O’Hare Airport employees and the union seeking to represent them plan to demonstrate outside Garry McCarthy’s Sunday fundraiser to question the fired Chicago Police superintendent’s motivations for running for mayor.

Jerry Morrison, assistant to the president of SEIU Local 1, charged that McCarthy’s threat to challenge Rahm Emanuel is little more than a “crass attempt” to bully the mayor into renewing a five-year, $107 million O’Hare janitorial contract with United Maintenance.

The company is owned by Rick Simon, McCarthy’s friend and former business associate. SEIU Local 1 is part of a group of unions that now owns the Chicago Sun-Times.

“Garry McCarthy has a hundred million reasons to say that he’s running for mayor – and that’s the $100 million cleaning contract at O’Hare. It’s a fairly crass political play. I don’t know that he’ll directly make that kind of ask. But it’s implied that, ‘I will get out if you renew my buddy’s contract,’ ” Morrison said Friday.

“That’s what has Rick Simon and [Ald.] Ed Burke very, very concerned….They have feverishly worked City Hall, including Ed Burke forcing aldermen to meet with Rick Simon to talk about how this contract gets renewed.”

Two years ago, United Maintenance shelled out nearly $850,000 to settle a federal wage-theft lawsuit brought by its O’Hare employees.

“Richie Simon…has a terrible track record out there — stealing millions of dollars of wages from the workers and running a non-union shop. I think that’s what McCarthy’s alleged mayoral run is all about,” Morrison said.

Simon and Burke, chairman of the City Council’s Finance Committee, could not be reached for comment. Shortly after McCarthy was fired, the former superintendent opened a security consulting business in a Simon-owned South Loop building that also serves as the headquarters for United Maintenance.

McCarthy said he could care less about the protest outside his $100-a-ticket fundraiser, scheduled for 12:30 p.m. Sunday at the Irish American Heritage Center, 4626 N. Knox.

“The whole thing is nonsense. It’s completely made up. I’m not gonna talk about it….I’m not gonna play this stupid Chicago game,” he said.

Asked about Morrison’s claim that McCarthy is engaging in a “crass” form of political blackmail to help Simon, McCarthy said, “Sounds like Dan Mihalopoulos’ bull-s—t….I’m not gonna talk about this because it’s bull-s—t. I’m not gonna play into it. Just like Donald Trump. I’m not gonna play into that either.”

Mihalopoulos is a Chicago Sun-Times investigative reporter who first questioned the tie between Simon’s now-expired-and-extended janitorial contract and McCarthy’s decision to consider challenging the mayor who fired him.

Last month, Simon told Mihalopoulos that McCarthy “did some consulting work” for United Maintenance, hasn’t worked for the company in “at least a year” and moved out of the South Loop building a while ago.
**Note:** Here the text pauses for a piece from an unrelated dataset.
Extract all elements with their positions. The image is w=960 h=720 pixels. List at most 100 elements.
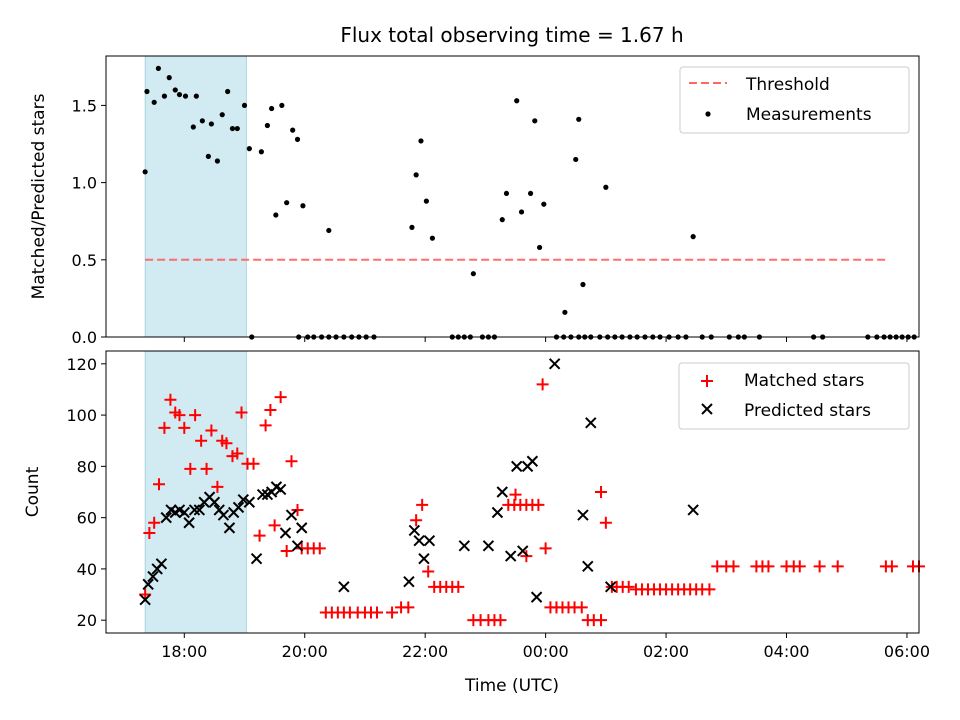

The O’Hare janitorial contract has been a source of controversy from the outset.

It was awarded in 2012 over heated union opposition. At the time, the Sun-Times reported that the company had failed to comply with a contract requirement to disclose all of its investors.

Instead of seizing on that infraction and cancelling the contract, as the city was empowered to do, Emanuel let the deal go through, infuriating SEIU Local 1.

Last year, Emanuel made amends by convincing the City Council to approve a groundbreaking ordinance that guarantees nearly 8,000 contract employees at O’Hare and Midway an hourly wage of “no less than $13.45.”

The ordinance ties licenses for airport contractors to a “labor peace agreement” that allows baggage handlers, cabin cleaners, aircraft maintenance workers and security guards to organize and prohibits contractors from interfering or preventing those workers from “engaging in strikes, picketing, work stoppages, boycotts or other economic interference.”

At least one of the leafleting protesters outside McCarthy’s fundraiser plans to wear a Donald Trump costume.

That’s because Trump once called McCarthy a “phenomenal guy” and because McCarthy proudly accepted a $5,600 contribution from his former boss, New York City Mayor Rudolph Giuliani.

“That all tends to indicate that you’re a Republican. Rudy Giuliani doesn’t give $5,600 checks to Democrats,” Morrison said.

“Who did you vote for for president? Did you vote for Hillary [Clinton]? Did you vote for Barack Obama? We need to have some indication that you’re a Democrat. You’re running in a city that’s 80 percent Democrat. Garry McCarthy, tell us if you’re a Democrat or a Republican. Every indication is, you are a Republican.”

McCarthy says he’s “been a Democrat from the day I could vote” and he “shouldn’t have to” explain whether he is for or against Trump — not even in this overwhelmingly Democratic city.

Political funds controlled by Burke have received at least $55,000 in contributions in recent years from Simon’s United Maintenance and United Service Companies, records show.